Esiste ormai una tradizione narrativa della letteratura italiana contemporanea sul rapporto madre-figlia: ne è un esempio il romanzo di Giulia Caminito L’acqua del lago non è mai dolce, e un filone critico in cui si situano per esempio i testi di Roberta Mazzanti, autrice della Società Italiana delle Letterate. Un bacio dietro al ginocchio di Carmen Totaro, edito da Einaudi (pp. 176, euro 18), si inserisce in questa tradizione, distinguendosi per la qualità della scrittura e per la potenza di una storia tanto mostruosa quanto sommessa.

ADA È UNA DONNA SOLA che si prepara per cenare con sua figlia che festeggia il suo ventiduesimo compleanno, acquista un abito che probabilmente indosserà solo per quella serata in un ristorante mediocre a Milano, ed Elisa le fa notare, infatti, che non era affatto necessaria quell’eleganza. In questa prima scena, nella scelta della madre di vestirsi bene e andare dal parrucchiere e in quella della figlia di dirle quanto farlo fosse inappropriato sta la distanza incolmabile tra le due. A cena, Elisa le comunica che ha intenzione di lasciare l’università, Ada non è d’accordo, ma non glielo dice apertamente, mantiene un atteggiamento di accondiscendenza, di passività violenta, che ripetuta negli anni ha probabilmente spinto la figlia a odiarla, tanto da cercare di ucciderla.

LA PRIMA PROVA di grandezza di Totaro risiede nel mantenere le lettrici e i lettori solo là dove stanno le sue personagge: l’autrice non permette di prendere distanze e non si permette di prendere il sopravvento sulla storia delle due donne.

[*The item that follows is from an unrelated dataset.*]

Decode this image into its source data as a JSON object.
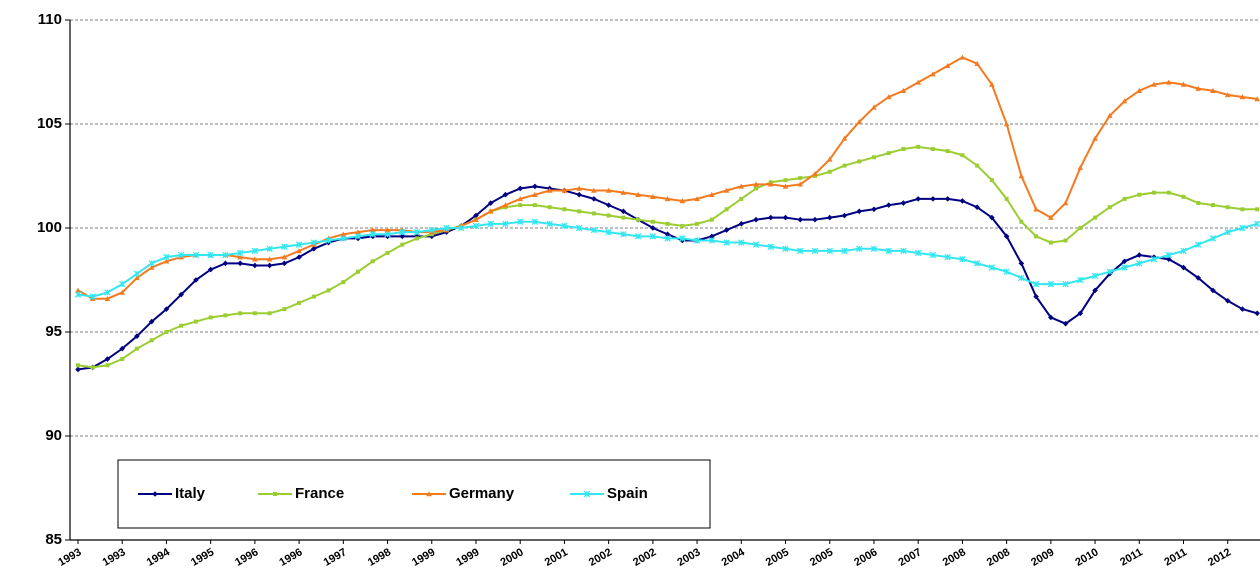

Così, come Ada non capisce che cosa sia successo perché è stordita, dall’alcol e dagli psicofarmaci di cui fa uso regolarmente, anche chi legge comprende che ha rischiato la vita solo nel momento in cui lo capisce lei.

La fuga di Elisa permette poi ad Ada di scoprire almeno i fatti della vita della figlia, senza mai riuscire a comprendere le origini delle sue scelte, senza mai neanche mostrare di interrogarsi sul perché la ragazza le abbia mentito o sulle ragioni che l’hanno spinta a un gesto tanto mostruoso. Nella ricerca di Elisa scomparsa, che Ada effettua come una madre devota all’amore per la propria figlia, ad aiutarla ci sono suo fratello Antonio e l’amica Assunta. Il primo è un uomo dalla mitezza infinita, che Ada detesta per la sua fragilità, inconsistenza o forse solo perché a differenza sua Antonio ha ancora un rapporto con la loro madre. Assunta era un faro, invece, nella vita di Ada, fino a quando, dopo l’incidente che apre il romanzo, la donna è diventata la voce della durezza, del giudizio, non solo rispetto alla sua presunta incapacità di gestire la propria esistenza, ma soprattutto rispetto a Elisa.

PER UN DESIDERIO eccessivo di ipocrisia, Ada vorrebbe che anche le persone che le stanno attorno credessero alle bugie che lei si racconta su sua figlia o che aderissero a una scala di valori ingiusta e traballante, che per la madre si riduce al successo universitario di Elisa.

Nella seconda parte del romanzo il punto di vista si sposta sulla giovane donna in fuga, che decide di gettare le anfetamine con cui ha cercato invano di studiare per gli esami e di affidarsi all’ansiolitico che ha rubato alla madre. Elisa ha paura, ma solo di avere davvero esagerato. Non ci sono smagliature nella sua scelta di eliminare la madre dalla sua vita, probabilmente non ci sono appigli nella personalità della madre, in quella superficie piana e piatta a cui la associa, la sovrappone.

IL ROMANZO mette in scena la tragedia mitologica di Elettra, ovviamente, ma a differenza di Clitemnestra che trucidò il marito per poter vivere con il proprio amante, non sembra possibile attribuire alcuna colpa ad Ada. Totaro è in grado di mostrare, in una storia mirabilmente scritta, come la rabbia nelle famiglie, movente della maggior parte degli omicidi, si formi insieme agli altri organi, si crei nella gestazione, si trasmetta insieme ai geni, al sangue che scorre nelle vene.